OPTIMUM DESIGN OF THE CIRCULAR CYLINDRICAL PIPES COMBINED WITH GFRP/STEEL

This paper puts the emphasis on studying the optimum design of the thick-walled circular cylindrical pipes combined with GFRP/steel (shortly called, combined pipe, below) subjected to the internal high pressure. Firstly, considering a few of boundary conditions, the formulas of three principal stresses in the wall of the combined pipe in the state for plane strain are derived by elastic theories. Next, the mathematical model for the optimization of the combined pipe is set up, in which the total wall thickness of the combined pipe, tile wall thickness of GFRP out-sleeve and the wound angle of the glass fibre are chosen as design variables, the materials cost of the combined pipe per unit length is taken as an objective function, and the strength requirement of steel pipe and the deformation limitation of GFRP are considered as constraints as well.

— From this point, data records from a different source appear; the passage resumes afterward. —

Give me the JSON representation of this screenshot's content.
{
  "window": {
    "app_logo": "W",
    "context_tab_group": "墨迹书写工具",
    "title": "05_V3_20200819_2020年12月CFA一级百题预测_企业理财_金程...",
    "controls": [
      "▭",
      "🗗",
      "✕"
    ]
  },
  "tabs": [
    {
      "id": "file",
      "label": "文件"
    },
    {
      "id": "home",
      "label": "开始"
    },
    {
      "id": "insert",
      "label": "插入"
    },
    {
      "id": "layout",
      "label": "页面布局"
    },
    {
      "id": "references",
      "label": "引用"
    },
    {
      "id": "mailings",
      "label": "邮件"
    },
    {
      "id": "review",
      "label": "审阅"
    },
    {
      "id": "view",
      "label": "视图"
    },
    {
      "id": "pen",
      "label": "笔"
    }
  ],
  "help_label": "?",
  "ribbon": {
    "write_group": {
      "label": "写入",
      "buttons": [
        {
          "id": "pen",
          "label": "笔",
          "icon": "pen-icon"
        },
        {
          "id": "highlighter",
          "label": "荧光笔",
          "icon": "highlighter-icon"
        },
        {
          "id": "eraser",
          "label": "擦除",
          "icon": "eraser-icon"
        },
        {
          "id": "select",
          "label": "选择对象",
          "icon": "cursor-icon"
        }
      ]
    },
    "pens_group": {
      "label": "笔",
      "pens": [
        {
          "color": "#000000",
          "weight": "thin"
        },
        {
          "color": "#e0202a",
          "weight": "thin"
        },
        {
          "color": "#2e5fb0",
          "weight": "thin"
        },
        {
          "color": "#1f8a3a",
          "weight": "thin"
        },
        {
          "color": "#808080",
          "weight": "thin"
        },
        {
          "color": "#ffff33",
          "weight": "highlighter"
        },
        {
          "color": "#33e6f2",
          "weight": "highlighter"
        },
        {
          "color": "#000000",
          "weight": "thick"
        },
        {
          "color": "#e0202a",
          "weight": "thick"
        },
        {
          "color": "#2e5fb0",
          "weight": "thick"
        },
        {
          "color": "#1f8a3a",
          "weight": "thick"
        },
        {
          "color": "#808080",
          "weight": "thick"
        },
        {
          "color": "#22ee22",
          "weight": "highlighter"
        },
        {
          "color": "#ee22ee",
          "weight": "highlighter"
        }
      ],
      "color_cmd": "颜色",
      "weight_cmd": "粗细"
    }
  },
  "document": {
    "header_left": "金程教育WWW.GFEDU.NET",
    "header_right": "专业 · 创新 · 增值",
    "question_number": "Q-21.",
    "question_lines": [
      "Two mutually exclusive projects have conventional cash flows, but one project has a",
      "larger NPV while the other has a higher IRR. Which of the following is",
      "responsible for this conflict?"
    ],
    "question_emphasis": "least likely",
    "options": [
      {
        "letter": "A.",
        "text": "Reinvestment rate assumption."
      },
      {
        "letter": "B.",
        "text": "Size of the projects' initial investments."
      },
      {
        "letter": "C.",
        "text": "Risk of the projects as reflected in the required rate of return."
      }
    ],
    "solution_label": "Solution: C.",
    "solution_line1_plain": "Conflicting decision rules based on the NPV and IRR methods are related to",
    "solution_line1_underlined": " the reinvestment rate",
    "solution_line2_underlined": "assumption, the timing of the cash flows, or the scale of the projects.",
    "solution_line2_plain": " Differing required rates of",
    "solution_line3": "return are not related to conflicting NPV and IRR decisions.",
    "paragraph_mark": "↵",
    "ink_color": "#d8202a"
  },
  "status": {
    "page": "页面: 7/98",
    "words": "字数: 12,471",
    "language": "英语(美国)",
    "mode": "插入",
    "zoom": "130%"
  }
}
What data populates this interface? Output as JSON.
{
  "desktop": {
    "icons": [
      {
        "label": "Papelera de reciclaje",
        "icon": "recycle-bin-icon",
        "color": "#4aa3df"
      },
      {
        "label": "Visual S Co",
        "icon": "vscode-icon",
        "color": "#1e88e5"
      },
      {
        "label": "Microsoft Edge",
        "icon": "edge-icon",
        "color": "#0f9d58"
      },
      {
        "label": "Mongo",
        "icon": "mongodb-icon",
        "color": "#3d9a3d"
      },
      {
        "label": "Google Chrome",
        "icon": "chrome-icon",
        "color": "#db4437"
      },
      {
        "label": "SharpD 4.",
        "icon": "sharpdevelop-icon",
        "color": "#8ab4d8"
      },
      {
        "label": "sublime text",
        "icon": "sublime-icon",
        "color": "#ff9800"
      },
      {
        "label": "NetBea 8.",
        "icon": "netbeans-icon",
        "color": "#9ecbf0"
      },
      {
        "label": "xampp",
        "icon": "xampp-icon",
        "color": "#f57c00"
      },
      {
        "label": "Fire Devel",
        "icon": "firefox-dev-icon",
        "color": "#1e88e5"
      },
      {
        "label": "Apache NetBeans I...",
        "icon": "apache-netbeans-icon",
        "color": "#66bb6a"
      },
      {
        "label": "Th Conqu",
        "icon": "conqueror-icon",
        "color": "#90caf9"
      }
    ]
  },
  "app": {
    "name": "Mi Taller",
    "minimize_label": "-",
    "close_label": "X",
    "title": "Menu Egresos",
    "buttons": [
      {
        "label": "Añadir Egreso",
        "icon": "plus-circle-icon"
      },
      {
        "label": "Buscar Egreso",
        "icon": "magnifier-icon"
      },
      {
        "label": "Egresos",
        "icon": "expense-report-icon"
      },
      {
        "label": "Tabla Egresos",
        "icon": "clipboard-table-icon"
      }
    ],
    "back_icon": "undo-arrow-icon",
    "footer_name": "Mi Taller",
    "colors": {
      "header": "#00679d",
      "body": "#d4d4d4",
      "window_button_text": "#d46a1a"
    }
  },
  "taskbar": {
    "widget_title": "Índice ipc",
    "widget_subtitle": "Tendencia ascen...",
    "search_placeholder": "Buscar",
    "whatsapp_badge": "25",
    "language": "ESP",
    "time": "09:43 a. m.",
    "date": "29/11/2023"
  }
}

Finally, the model for the optimization is solved by using the Complex-Methol. Also, the author discusses the influence, caused by the changes of the inner diameter of the combined pipe, the internal pressure as well as the strength class of steel pipe, on the optimum values of design variables. A numerical example shows that, under the same pressure, the materials cost of the combined pipe is less than that of a pure steel pipe, and the weight evidently lighter.